Our activities are mainly in three categories;
1. Environmental Monitoring
Ground Water Measurements. Once a month we measure the ground water levels in the nine boreholes installed in 1996.
River Wardens. A number of regular walkers send monthly reports about river conditions such as rubbish tips or other incidents
Invasive species monitoring. Himalayan Balsum, Giant Hogwood, Japanese Knotweed and Mink are all invasive species. We track the spread of these and encourage landowners to take remedial action.
River Fly Monitoring. The health of a river can be measured by the variety of species living in the river. Certain larvae are used as indicator species, and the number and quantity of species found gives a reliable guide to the condition of the river. If the numbers suddenly drop The Environment Agency would immediately investigate because it could indicate a pollution incident.

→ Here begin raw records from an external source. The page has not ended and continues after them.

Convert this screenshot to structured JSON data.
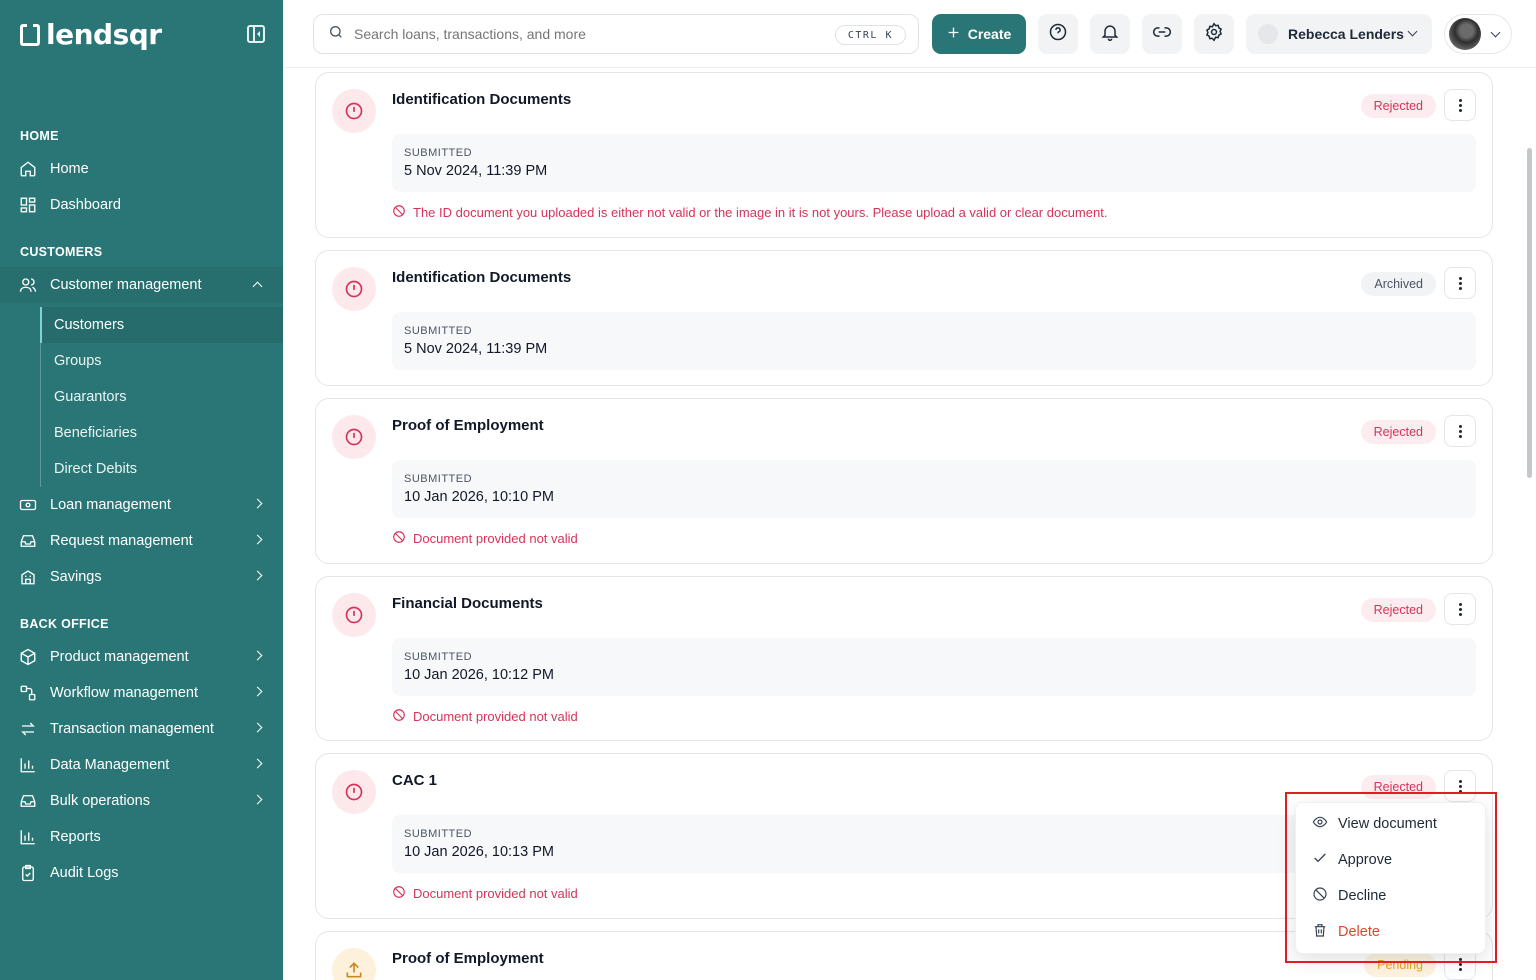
{
  "brand": {
    "name": "lendsqr"
  },
  "sidebar": {
    "sections": {
      "home": "HOME",
      "customers": "CUSTOMERS",
      "back_office": "BACK OFFICE"
    },
    "items": {
      "home": "Home",
      "dashboard": "Dashboard",
      "customer_management": "Customer management",
      "loan_management": "Loan management",
      "request_management": "Request management",
      "savings": "Savings",
      "product_management": "Product management",
      "workflow_management": "Workflow management",
      "transaction_management": "Transaction management",
      "data_management": "Data Management",
      "bulk_operations": "Bulk operations",
      "reports": "Reports",
      "audit_logs": "Audit Logs"
    },
    "sub_items": {
      "customers": "Customers",
      "groups": "Groups",
      "guarantors": "Guarantors",
      "beneficiaries": "Beneficiaries",
      "direct_debits": "Direct Debits"
    }
  },
  "topbar": {
    "search_placeholder": "Search loans, transactions, and more",
    "shortcut": "CTRL K",
    "create_label": "Create",
    "user_name": "Rebecca Lenders"
  },
  "documents": [
    {
      "title": "Identification Documents",
      "status": "Rejected",
      "submitted_label": "SUBMITTED",
      "submitted": "5 Nov 2024, 11:39 PM",
      "reason": "The ID document you uploaded is either not valid or the image in it is not yours. Please upload a valid or clear document."
    },
    {
      "title": "Identification Documents",
      "status": "Archived",
      "submitted_label": "SUBMITTED",
      "submitted": "5 Nov 2024, 11:39 PM"
    },
    {
      "title": "Proof of Employment",
      "status": "Rejected",
      "submitted_label": "SUBMITTED",
      "submitted": "10 Jan 2026, 10:10 PM",
      "reason": "Document provided not valid"
    },
    {
      "title": "Financial Documents",
      "status": "Rejected",
      "submitted_label": "SUBMITTED",
      "submitted": "10 Jan 2026, 10:12 PM",
      "reason": "Document provided not valid"
    },
    {
      "title": "CAC 1",
      "status": "Rejected",
      "submitted_label": "SUBMITTED",
      "submitted": "10 Jan 2026, 10:13 PM",
      "reason": "Document provided not valid"
    },
    {
      "title": "Proof of Employment",
      "status": "Pending"
    }
  ],
  "menu": {
    "view": "View document",
    "approve": "Approve",
    "decline": "Decline",
    "delete": "Delete"
  },
  "colors": {
    "brand": "#2a7676",
    "danger": "#d6335a",
    "pending": "#f2a21f",
    "highlight": "#e11d24"
  }
}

River flow monitoring. This hasn’t started yet, but we have agreed to do this as one way of measuring river improvement once abstraction is reduced.

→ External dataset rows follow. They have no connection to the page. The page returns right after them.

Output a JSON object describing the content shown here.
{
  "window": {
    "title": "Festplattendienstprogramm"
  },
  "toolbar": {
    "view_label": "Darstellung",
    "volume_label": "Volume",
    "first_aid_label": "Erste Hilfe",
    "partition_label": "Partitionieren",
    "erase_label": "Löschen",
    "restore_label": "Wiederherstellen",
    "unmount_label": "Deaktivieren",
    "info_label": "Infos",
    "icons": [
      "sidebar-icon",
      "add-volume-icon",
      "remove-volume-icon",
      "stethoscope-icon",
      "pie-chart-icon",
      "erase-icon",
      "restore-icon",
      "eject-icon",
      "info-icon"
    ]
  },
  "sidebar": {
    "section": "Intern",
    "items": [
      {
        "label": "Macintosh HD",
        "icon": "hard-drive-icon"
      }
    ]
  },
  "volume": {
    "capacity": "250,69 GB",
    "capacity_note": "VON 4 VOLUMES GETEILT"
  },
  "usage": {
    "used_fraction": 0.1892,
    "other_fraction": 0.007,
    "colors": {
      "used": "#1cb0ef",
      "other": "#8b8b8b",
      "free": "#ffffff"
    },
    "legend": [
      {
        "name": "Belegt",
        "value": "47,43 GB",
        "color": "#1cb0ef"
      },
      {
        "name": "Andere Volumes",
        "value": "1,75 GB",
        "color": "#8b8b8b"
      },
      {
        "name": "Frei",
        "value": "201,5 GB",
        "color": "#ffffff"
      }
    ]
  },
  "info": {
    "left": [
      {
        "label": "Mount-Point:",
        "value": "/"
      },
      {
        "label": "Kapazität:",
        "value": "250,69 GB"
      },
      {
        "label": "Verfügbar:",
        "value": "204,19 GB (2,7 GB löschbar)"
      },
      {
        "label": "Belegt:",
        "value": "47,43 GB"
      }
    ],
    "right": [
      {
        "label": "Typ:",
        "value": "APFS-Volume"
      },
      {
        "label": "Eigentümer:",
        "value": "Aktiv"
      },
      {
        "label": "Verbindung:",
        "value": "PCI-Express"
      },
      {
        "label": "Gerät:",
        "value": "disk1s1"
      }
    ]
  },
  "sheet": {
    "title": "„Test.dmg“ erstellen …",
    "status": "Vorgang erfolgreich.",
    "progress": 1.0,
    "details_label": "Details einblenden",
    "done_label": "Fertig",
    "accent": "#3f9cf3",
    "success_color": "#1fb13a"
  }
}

All the above results are coordinated by us and sent to the Environment Agency. We have been working with the EA for 20 years. All the results are gathered by volunteers and we welcome new members.

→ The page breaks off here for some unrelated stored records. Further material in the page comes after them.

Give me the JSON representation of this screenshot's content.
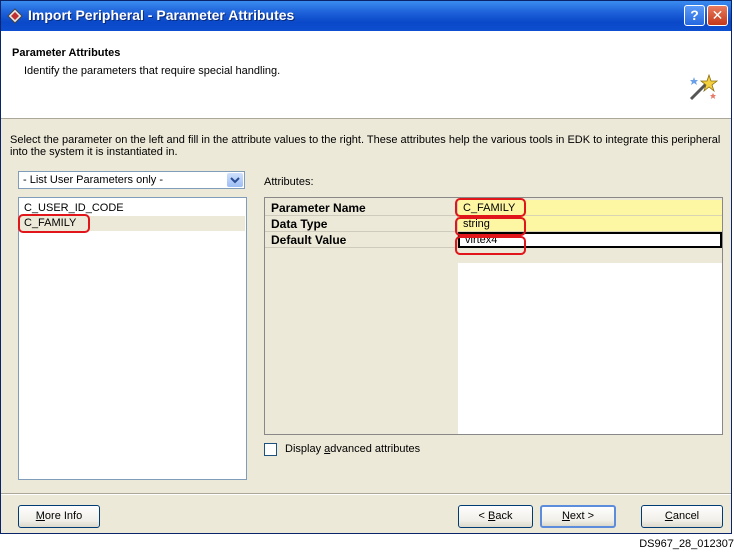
{
  "window": {
    "title": "Import Peripheral - Parameter Attributes",
    "help_label": "?",
    "close_label": "✕"
  },
  "header": {
    "title": "Parameter Attributes",
    "subtitle": "Identify the parameters that require special handling."
  },
  "instructions": "Select the parameter on the left and fill in the attribute values to the right. These attributes help the various tools in EDK to integrate this peripheral into the system it is instantiated in.",
  "filter_dropdown": {
    "value": "- List User Parameters only -",
    "options": [
      "- List User Parameters only -"
    ]
  },
  "parameters": [
    {
      "name": "C_USER_ID_CODE",
      "selected": false
    },
    {
      "name": "C_FAMILY",
      "selected": true
    }
  ],
  "attributes": {
    "label": "Attributes:",
    "rows": [
      {
        "key": "Parameter Name",
        "value": "C_FAMILY",
        "style": "readonly"
      },
      {
        "key": "Data Type",
        "value": "string",
        "style": "readonly"
      },
      {
        "key": "Default Value",
        "value": "virtex4",
        "style": "editable"
      }
    ]
  },
  "advanced_checkbox": {
    "label": "Display advanced attributes",
    "accelerator": "a",
    "checked": false
  },
  "buttons": {
    "more_info": {
      "label": "More Info",
      "accelerator": "M"
    },
    "back": {
      "label": "< Back",
      "accelerator": "B"
    },
    "next": {
      "label": "Next >",
      "accelerator": "N"
    },
    "cancel": {
      "label": "Cancel",
      "accelerator": "C"
    }
  },
  "figure_id": "DS967_28_012307",
  "colors": {
    "titlebar": "#0a48c8",
    "highlight": "#e0161b",
    "readonly_value_bg": "#fdf6a3",
    "dialog_bg": "#ece9d8"
  }
}
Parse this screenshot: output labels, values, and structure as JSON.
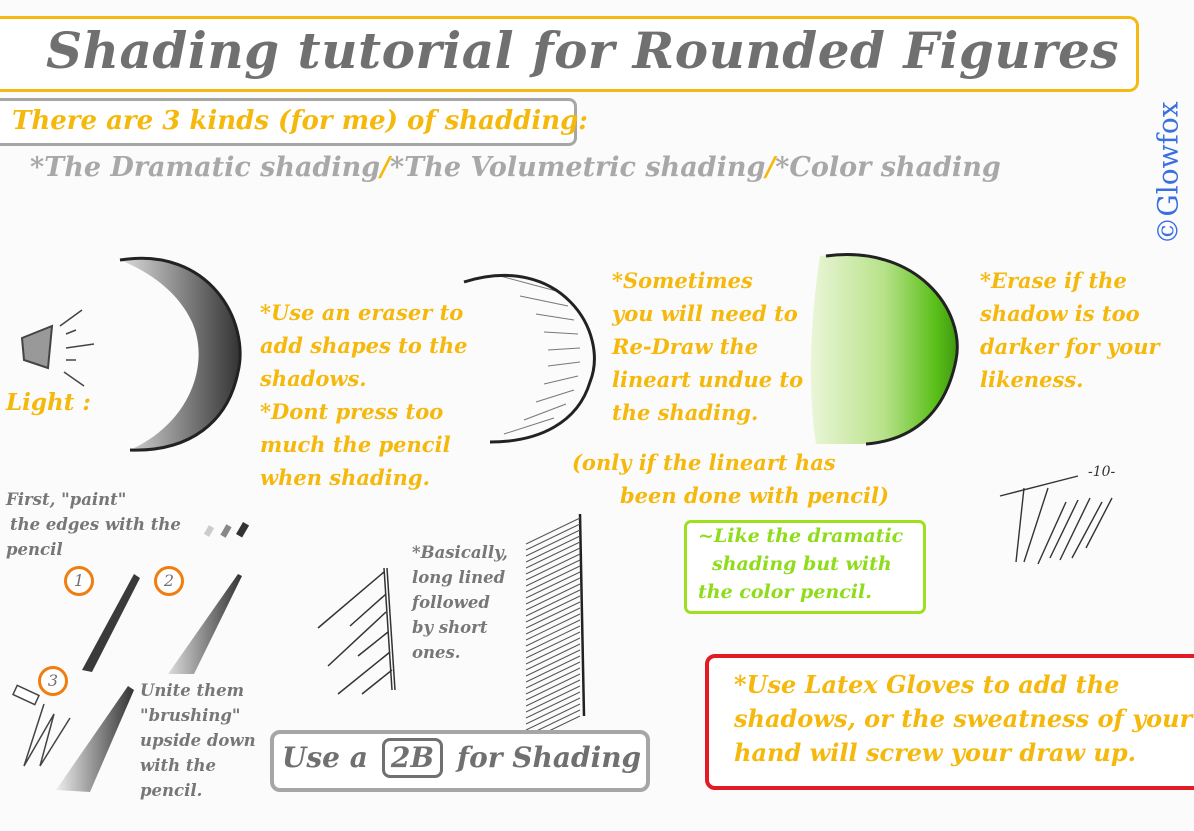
{
  "title": "Shading tutorial for Rounded Figures",
  "watermark": "©Glowfox",
  "intro": {
    "heading": "There are 3 kinds (for me) of shadding:",
    "types": [
      "*The Dramatic shading",
      "*The Volumetric shading",
      "*Color shading"
    ],
    "separator": "/"
  },
  "dramatic": {
    "light_label": "Light :",
    "notes": [
      "*Use an eraser to",
      "add shapes to the",
      "shadows.",
      "*Dont press too",
      "much the pencil",
      "when shading."
    ]
  },
  "volumetric": {
    "notes": [
      "*Sometimes",
      "you will need to",
      "Re-Draw the",
      "lineart undue to",
      "the shading."
    ],
    "caveat": [
      "(only if the lineart has",
      "been done with pencil)"
    ]
  },
  "color": {
    "notes": [
      "*Erase if the",
      "shadow is too",
      "darker for your",
      "likeness."
    ],
    "box": [
      "~Like the dramatic",
      "shading but with",
      "the color pencil."
    ],
    "accent": "#8edc1a"
  },
  "steps": {
    "first": [
      "First, \"paint\"",
      "the edges with the",
      "pencil"
    ],
    "step_numbers": [
      "1",
      "2",
      "3"
    ],
    "unite": [
      "Unite them",
      "\"brushing\"",
      "upside down",
      "with the",
      "pencil."
    ]
  },
  "hatching": {
    "note": [
      "*Basically,",
      "long lined",
      "followed",
      "by short",
      "ones."
    ]
  },
  "pencil": {
    "prefix": "Use a",
    "grade": "2B",
    "suffix": "for Shading"
  },
  "tip": {
    "lines": [
      "*Use Latex Gloves to add the",
      "shadows, or the sweatness of your",
      "hand will screw your draw up."
    ],
    "border_color": "#e21b25"
  },
  "signature": "-10-",
  "colors": {
    "yellow": "#f5b80c",
    "grey": "#777777",
    "title_border": "#f4b913",
    "orange": "#f07d0d",
    "watermark": "#3a6fe0"
  }
}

2. Catchment Management Plan
The Herts and Middlesex Wildlife Trust have produced a Catchment Management Plan for both the Beane and the Mimram. The RBRA are members of the Catchment team along with Affinity Water, the Environment Agency, Friends of the Mimram and the Countryside Management Service. Full details can be found at https://www.riverleacatchment.org.uk/index.php/river-about-us/the-river-beane-catchment-partnership
3. Water Vole Reintroduction. – 2020 Update
are considering the reintroduction of Water Voles to the River Beane. At present the Beane has no Water Voles, although there were some years ago. The H&MWT have successfully reintroduced Water Voles to the Stort, would like to repeat the exercise and RBRA has assisted.
This was expected to be a three year exercise following the large reduction in abstraction which took place in 2017 at the Whitehall Pump Station.
The initial activity revolved around ensuring that there were no mink in the Beane valley. Then the whole river valley was surveyed and the outcome recorded for the HMWT to decide which parts of the river might be suitable for a Water Vole reintroduction.
In parallel with this activity, Affinity Water in conjunction with the Woodhall Estate carried out river improvements around the Broadwater which had suffered a catastrophic bank collapse. That work is finished and the river is re-establishing itself in this area, although delayed by drought in 2019. HMWT have paused the Water Vole decisions until this area has settled.